Les nombreuses similitudes entre l'Europe et l'Asie eu égard aux modes de production, de communication et de destruction apparaissent plus clairement lorsqu'on prend l'Afrique comme point de comparaison; de même, elles tendent à disparaître lorsqu'on utilise sans discernement la notion de tiers-monde. Certains auteurs, notamment, semblent oublier que l'agriculture africaine a toujours été plus dépendante de la houe que de la charrue ou d'un système complexe d'irrigation. L'Afrique n'a jamais connu la révolution urbaine de l'âge du bronze. Le continent africain n'était cependant pas isolé: les royaumes d'Asante et du Soudan occidental produisaient de l'or, que des esclaves transportaient par-delà le Sahara jusqu'à la Méditerranée. Là, il servait de monnaie d'échange pour l'acquisition de marchandises orientales par les villes d'Andalousie et d'Italie, pour laquelle l'Europe avait un grand besoin de lingots. L'Italie, en retour, expédiait vers l'Afrique des perles vénitiennes, des soies et des cotons d'Inde. Un marché actif permettait donc que les économies rurales fondées sur la houe soient reliées, d'une part, au « capitalisme» mercantile naissant et à l'agriculture à irrigation naturelle de l'Europe méridionale et, d'autre part, aux économies manufacturières urbaines et à l'agriculture à irrigation artificielle de l'Orient.
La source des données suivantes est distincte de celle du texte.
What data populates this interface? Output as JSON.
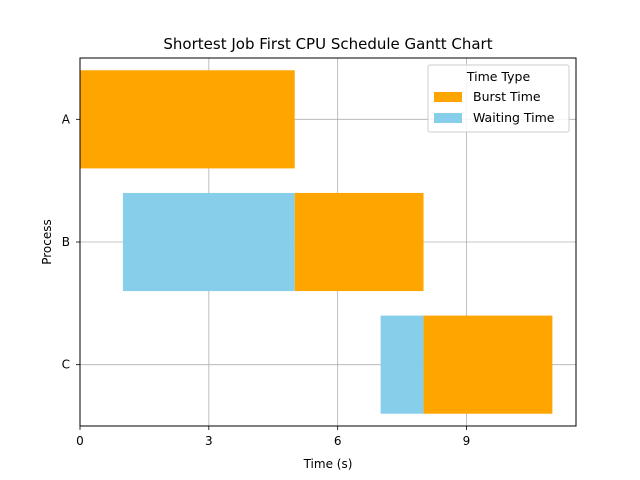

Outre ces liens entre l'Europe et l'Asie et les différences entre le modèle eurasien et le modèle africain, j'ai été frappé par certaines similitudes dans les systèmes de parenté et les structures familiales des grandes sociétés de l'Europe et de l'Asie. Contrairement à l'Afrique, qui pratiquait un système de dot (ou, mieux encore, d'« abondance ») matrimoniale par lequel la famille du futur marié offrait richesses ou services à la famille de la promise, l'Asie et l'Europe privilégiaient une allocation parentale faite aux filles, soit sous forme d'héritage à la mort des parents, soit sous forme de dot au moment du mariage. Cette caractéristique commune à l'Europe et à l'Asie s'inscrivant dans le cadre d'un parallélisme plus large entre les institutions et les comportements des deux continents, elle met à mal l'effort des historiens de la famille et de la démographie, qui ont toujours posé la spécificité du mariage « européen » né dans l'Angleterre du XVIe siècle et lié cette spécificité, souvent de façon implicite, à l'essor inédit du « capitalisme » en Occident. C'est là un lien qui me semble contestable, et je qualifierai d'ethnocentrique l'insistance sur la différence entre l'Occident et l'Autre. Mon idée est que si la plupart des historiens cherchent à éviter l'ethnocentrisme (de même que l'attitude téléologique), rares sont ceux qui y parviennent, tant est limitée leur connaissance de l'Autre (et de leurs propres points de départ). Cette étroitesse les conduit souvent à affirmer sans preuve aucune, de manière implicite ou explicite, le caractère unique de l'Occident.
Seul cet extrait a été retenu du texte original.